Le verdict clôt une journée au cours de laquelle les parties ont rivalisé de formules cinglantes. «Monsieur Evrard on ne peut rien pour vous. Je ne veux pas prendre le pari sur la tête d'enfants que vous allez changer», a déclaré l'avocat général Luc Frémiot.
«Vous avez joué au yo-yo avec les experts et les juges. Moi je ne vous suis pas. La fin de la partie est sifflée, maintenant c'est le jour des responsabilités», a-t-il ajouté.
«Je vous prendrai par la main comme vous avez pris celle d'Enis»
«La barre est placée au plus haut. Je comprends pourquoi la société veut faire en sorte qu'on ne recroise jamais cet homme dans la rue», a aussitôt réagi Emmanuel Riglaire, avocat du petit Enis et de son père Mustafa Kocakurt.
«Vous devez vous détester monsieur Evrard.
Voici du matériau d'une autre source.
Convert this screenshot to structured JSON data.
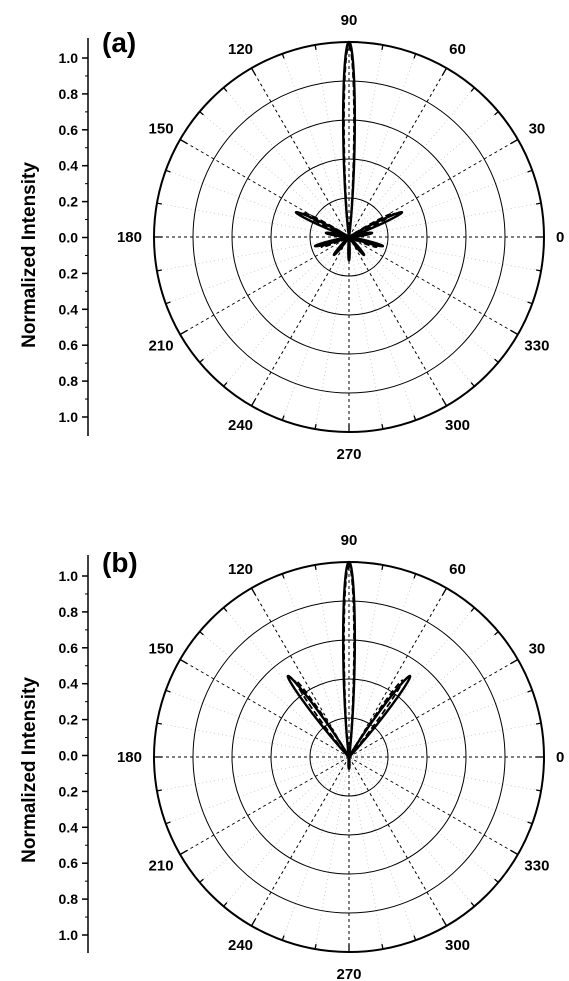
{
  "chart_data": [
    {
      "type": "polar",
      "panel_label": "(a)",
      "ylabel": "Normalized Intensity",
      "r_ticks": [
        "1.0",
        "0.8",
        "0.6",
        "0.4",
        "0.2",
        "0.0",
        "0.2",
        "0.4",
        "0.6",
        "0.8",
        "1.0"
      ],
      "angle_ticks": [
        "0",
        "30",
        "60",
        "90",
        "120",
        "150",
        "180",
        "210",
        "240",
        "270",
        "300",
        "330"
      ],
      "rlim": [
        0,
        1.0
      ],
      "grid": true,
      "series": [
        {
          "style": "solid",
          "lobes": [
            {
              "angle": 90,
              "r": 1.0,
              "width": 4
            },
            {
              "angle": 25,
              "r": 0.3,
              "width": 4
            },
            {
              "angle": 155,
              "r": 0.3,
              "width": 4
            },
            {
              "angle": 10,
              "r": 0.12,
              "width": 5
            },
            {
              "angle": 170,
              "r": 0.12,
              "width": 5
            },
            {
              "angle": 195,
              "r": 0.18,
              "width": 4
            },
            {
              "angle": 345,
              "r": 0.18,
              "width": 4
            },
            {
              "angle": 230,
              "r": 0.12,
              "width": 5
            },
            {
              "angle": 310,
              "r": 0.12,
              "width": 5
            },
            {
              "angle": 270,
              "r": 0.12,
              "width": 4
            }
          ]
        },
        {
          "style": "dashed",
          "lobes": [
            {
              "angle": 90,
              "r": 0.98,
              "width": 3.5
            },
            {
              "angle": 28,
              "r": 0.26,
              "width": 4
            },
            {
              "angle": 152,
              "r": 0.26,
              "width": 4
            },
            {
              "angle": 200,
              "r": 0.15,
              "width": 4
            },
            {
              "angle": 340,
              "r": 0.15,
              "width": 4
            },
            {
              "angle": 270,
              "r": 0.1,
              "width": 4
            }
          ]
        }
      ]
    },
    {
      "type": "polar",
      "panel_label": "(b)",
      "ylabel": "Normalized Intensity",
      "r_ticks": [
        "1.0",
        "0.8",
        "0.6",
        "0.4",
        "0.2",
        "0.0",
        "0.2",
        "0.4",
        "0.6",
        "0.8",
        "1.0"
      ],
      "angle_ticks": [
        "0",
        "30",
        "60",
        "90",
        "120",
        "150",
        "180",
        "210",
        "240",
        "270",
        "300",
        "330"
      ],
      "rlim": [
        0,
        1.0
      ],
      "grid": true,
      "series": [
        {
          "style": "solid",
          "lobes": [
            {
              "angle": 90,
              "r": 1.0,
              "width": 4
            },
            {
              "angle": 53,
              "r": 0.52,
              "width": 4
            },
            {
              "angle": 127,
              "r": 0.52,
              "width": 4
            },
            {
              "angle": 270,
              "r": 0.06,
              "width": 6
            }
          ]
        },
        {
          "style": "dashed",
          "lobes": [
            {
              "angle": 90,
              "r": 0.98,
              "width": 3.5
            },
            {
              "angle": 55,
              "r": 0.48,
              "width": 3.5
            },
            {
              "angle": 125,
              "r": 0.48,
              "width": 3.5
            },
            {
              "angle": 270,
              "r": 0.05,
              "width": 6
            }
          ]
        }
      ]
    }
  ]
}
Quand on a un tel pouvoir d'infliger aux autres une telle souffrance, c'est qu'on se déteste soi-même et je vous plains», a encore déclaré l'avocat général. «Je viendrai vous chercher et c'est moi qui vous conduirai à la condamnation. Je vous prendrai par la main comme vous avez pris celle d'Enis, pour que vous vous souveniez de ce qui s'est passé, de tous ces yeux d'enfants dans le noir», s'est-il exclamé.
«Qu'on ne me traite pas de monstre»
«C'est vrai que je ne suis pas un type bien. Je sais que j'ai fait du mal à Enis, à son père. Je ne demande pas de pitié, je souhaite seulement être jugé humainement et qu'on ne me traite pas de monstre», a répondu Francis Evrard, s'adressant aux jurés, juste avant qu'ils ne se retirent pour délibérer.
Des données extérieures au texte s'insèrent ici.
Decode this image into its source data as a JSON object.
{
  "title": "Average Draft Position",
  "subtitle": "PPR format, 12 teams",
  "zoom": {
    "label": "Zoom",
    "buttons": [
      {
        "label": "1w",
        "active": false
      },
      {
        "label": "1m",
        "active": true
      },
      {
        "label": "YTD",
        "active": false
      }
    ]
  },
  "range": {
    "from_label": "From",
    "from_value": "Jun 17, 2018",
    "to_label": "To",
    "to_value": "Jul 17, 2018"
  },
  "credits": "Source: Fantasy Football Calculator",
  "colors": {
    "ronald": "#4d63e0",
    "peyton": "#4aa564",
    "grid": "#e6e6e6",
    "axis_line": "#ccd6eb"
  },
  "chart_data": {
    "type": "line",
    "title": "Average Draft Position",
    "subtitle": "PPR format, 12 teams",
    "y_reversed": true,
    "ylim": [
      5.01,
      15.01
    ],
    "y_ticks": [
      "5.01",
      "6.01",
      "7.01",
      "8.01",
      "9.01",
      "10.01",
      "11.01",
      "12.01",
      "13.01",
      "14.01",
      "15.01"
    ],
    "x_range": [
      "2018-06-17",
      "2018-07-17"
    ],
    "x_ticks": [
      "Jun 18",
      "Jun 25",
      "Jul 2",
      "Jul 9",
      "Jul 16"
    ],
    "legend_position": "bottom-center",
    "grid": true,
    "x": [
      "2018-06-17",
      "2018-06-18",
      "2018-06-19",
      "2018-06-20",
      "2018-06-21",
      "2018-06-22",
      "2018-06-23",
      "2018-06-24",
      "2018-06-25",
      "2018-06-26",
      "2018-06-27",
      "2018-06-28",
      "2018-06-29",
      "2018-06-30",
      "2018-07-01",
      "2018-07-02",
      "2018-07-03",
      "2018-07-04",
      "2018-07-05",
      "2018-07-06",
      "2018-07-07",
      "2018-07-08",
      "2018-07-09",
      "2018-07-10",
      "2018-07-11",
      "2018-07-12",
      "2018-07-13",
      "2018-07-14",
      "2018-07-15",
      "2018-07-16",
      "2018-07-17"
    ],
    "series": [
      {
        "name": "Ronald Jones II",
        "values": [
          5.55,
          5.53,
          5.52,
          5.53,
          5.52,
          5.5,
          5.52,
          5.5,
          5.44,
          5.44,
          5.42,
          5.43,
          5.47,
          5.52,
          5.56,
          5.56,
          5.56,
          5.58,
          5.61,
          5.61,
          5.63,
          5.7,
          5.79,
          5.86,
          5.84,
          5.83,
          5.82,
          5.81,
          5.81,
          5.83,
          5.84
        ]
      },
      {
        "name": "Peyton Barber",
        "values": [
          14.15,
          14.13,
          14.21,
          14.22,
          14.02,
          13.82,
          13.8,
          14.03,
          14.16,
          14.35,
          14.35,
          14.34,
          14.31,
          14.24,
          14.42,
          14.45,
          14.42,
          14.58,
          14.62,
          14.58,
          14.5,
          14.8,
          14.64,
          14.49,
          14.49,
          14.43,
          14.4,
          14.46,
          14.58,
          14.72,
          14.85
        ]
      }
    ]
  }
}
«Francis Evrard reste une personne humaine, (...) qui pense qu'il n'est pas un monstre et qui ne veut pas être évacué, jeté dans une poubelle. (...) On doit le garder dans la communauté des hommes», a déclaré Jérôme Pianezza, l'avocat de l'accusé. Selon lui, la perpétuité, «ce serait de l'autisme, (mettre) la tête dans le sac, une facilité, et d'une certaine façon le cautionnement des dysfonctionnements. Ce serait mentir aux victimes en leur faisant croire que tout est résolu, réduire Francis Evrard uniquement à ce qu'il a commis et nier ce qu'il n'a jamais cessé d'être: l'un de nos semblables».
«Il a l'âge de mon père, ça me fait de la peine quand même»
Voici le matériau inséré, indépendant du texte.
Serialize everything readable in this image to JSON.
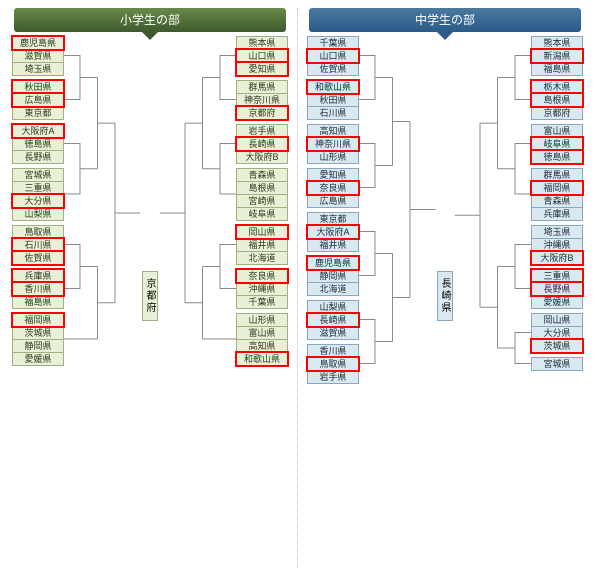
{
  "elementary": {
    "title": "小学生の部",
    "champion": "京都府",
    "left": [
      {
        "teams": [
          "鹿児島県",
          "滋賀県",
          "埼玉県"
        ],
        "hl": [
          0
        ]
      },
      {
        "teams": [
          "秋田県",
          "広島県",
          "東京都"
        ],
        "hl": [
          0,
          1
        ]
      },
      {
        "teams": [
          "大阪府A",
          "徳島県",
          "長野県"
        ],
        "hl": [
          0
        ]
      },
      {
        "teams": [
          "宮城県",
          "三重県",
          "大分県",
          "山梨県"
        ],
        "hl": [
          2
        ]
      },
      {
        "teams": [
          "鳥取県",
          "石川県",
          "佐賀県"
        ],
        "hl": [
          1,
          2
        ]
      },
      {
        "teams": [
          "兵庫県",
          "香川県",
          "福島県"
        ],
        "hl": [
          0,
          1
        ]
      },
      {
        "teams": [
          "福岡県",
          "茨城県",
          "静岡県",
          "愛媛県"
        ],
        "hl": [
          0
        ]
      }
    ],
    "right": [
      {
        "teams": [
          "熊本県",
          "山口県",
          "愛知県"
        ],
        "hl": [
          1,
          2
        ]
      },
      {
        "teams": [
          "群馬県",
          "神奈川県",
          "京都府"
        ],
        "hl": [
          2
        ]
      },
      {
        "teams": [
          "岩手県",
          "長崎県",
          "大阪府B"
        ],
        "hl": [
          1
        ]
      },
      {
        "teams": [
          "青森県",
          "島根県",
          "宮崎県",
          "岐阜県"
        ],
        "hl": []
      },
      {
        "teams": [
          "岡山県",
          "福井県",
          "北海道"
        ],
        "hl": [
          0
        ]
      },
      {
        "teams": [
          "奈良県",
          "沖縄県",
          "千葉県"
        ],
        "hl": [
          0
        ]
      },
      {
        "teams": [
          "山形県",
          "富山県",
          "高知県",
          "和歌山県"
        ],
        "hl": [
          3
        ]
      }
    ]
  },
  "junior": {
    "title": "中学生の部",
    "champion": "長崎県",
    "left": [
      {
        "teams": [
          "千葉県",
          "山口県",
          "佐賀県"
        ],
        "hl": [
          1
        ]
      },
      {
        "teams": [
          "和歌山県",
          "秋田県",
          "石川県"
        ],
        "hl": [
          0
        ]
      },
      {
        "teams": [
          "高知県",
          "神奈川県",
          "山形県"
        ],
        "hl": [
          1
        ]
      },
      {
        "teams": [
          "愛知県",
          "奈良県",
          "広島県"
        ],
        "hl": [
          1
        ]
      },
      {
        "teams": [
          "東京都",
          "大阪府A",
          "福井県"
        ],
        "hl": [
          1
        ]
      },
      {
        "teams": [
          "鹿児島県",
          "静岡県",
          "北海道"
        ],
        "hl": [
          0
        ]
      },
      {
        "teams": [
          "山梨県",
          "長崎県",
          "滋賀県"
        ],
        "hl": [
          1
        ]
      },
      {
        "teams": [
          "香川県",
          "鳥取県",
          "岩手県"
        ],
        "hl": [
          1
        ]
      }
    ],
    "right": [
      {
        "teams": [
          "熊本県",
          "新潟県",
          "福島県"
        ],
        "hl": [
          1
        ]
      },
      {
        "teams": [
          "栃木県",
          "島根県",
          "京都府"
        ],
        "hl": [
          0,
          1
        ]
      },
      {
        "teams": [
          "富山県",
          "岐阜県",
          "徳島県"
        ],
        "hl": [
          1,
          2
        ]
      },
      {
        "teams": [
          "群馬県",
          "福岡県",
          "青森県",
          "兵庫県"
        ],
        "hl": [
          1
        ]
      },
      {
        "teams": [
          "埼玉県",
          "沖縄県",
          "大阪府B"
        ],
        "hl": [
          2
        ]
      },
      {
        "teams": [
          "三重県",
          "長野県",
          "愛媛県"
        ],
        "hl": [
          0,
          1
        ]
      },
      {
        "teams": [
          "岡山県",
          "大分県",
          "茨城県"
        ],
        "hl": [
          2
        ]
      },
      {
        "teams": [
          "宮城県"
        ],
        "hl": []
      }
    ]
  }
}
«Je suis humain, j'ai un coeur, c'est désolant qu'une personne de cet âge reste enfermée tout le temps», a déclaré de son côté le père d'Enis, Mustafa Kocakurt. «Il a l'âge de mon père, ça me fait de la peine quand même», a ajouté le père d'Enis, précisant cependant: «Mais si je dois avoir de la peine pour que tous les enfants de France soient en sécurité, je préfère avoir cette peine-là et qu'il reste en prison toute sa vie».
Pendant une plaidoirie de plus de deux heures, Jérôme Pianezza a retracé en détails la «descente aux enfers» de son client, devenu selon lui une «bombe à retardement» par la «complicité» de la justice et des médecins, qui ont «tellement accumulé d'erreurs, de mauvaise gestion, de désinvolture» pour traiter «cet homme que l'on savait particulièrement dangereux».
«Une justice fatiguée, à la silhouette fragile»
«Vous avez découvert le visage d'une justice fatiguée, à la silhouette fragile, portant des vêtements mal coupés et trop grands pour elle. Francis Evrard vous êtes l'erreur de ce système. Je voudrais qu'on fasse de ce procès une force de proposition, je veux que ça change», a conclu l'avocat général Luc Frémiot.
Francis Evrard, 63 ans, est accusé d'avoir enlevé, séquestré et violé par pénétration digitale, en récidive légale, le petit Enis dans un garage de Roubaix le 15 août 2007. Il avait déjà été condamné à trois reprises depuis 1975 pour des attentats à la pudeur et des viols sur des mineurs. Le verdict est attendu ce vendredi, tard dans la soirée.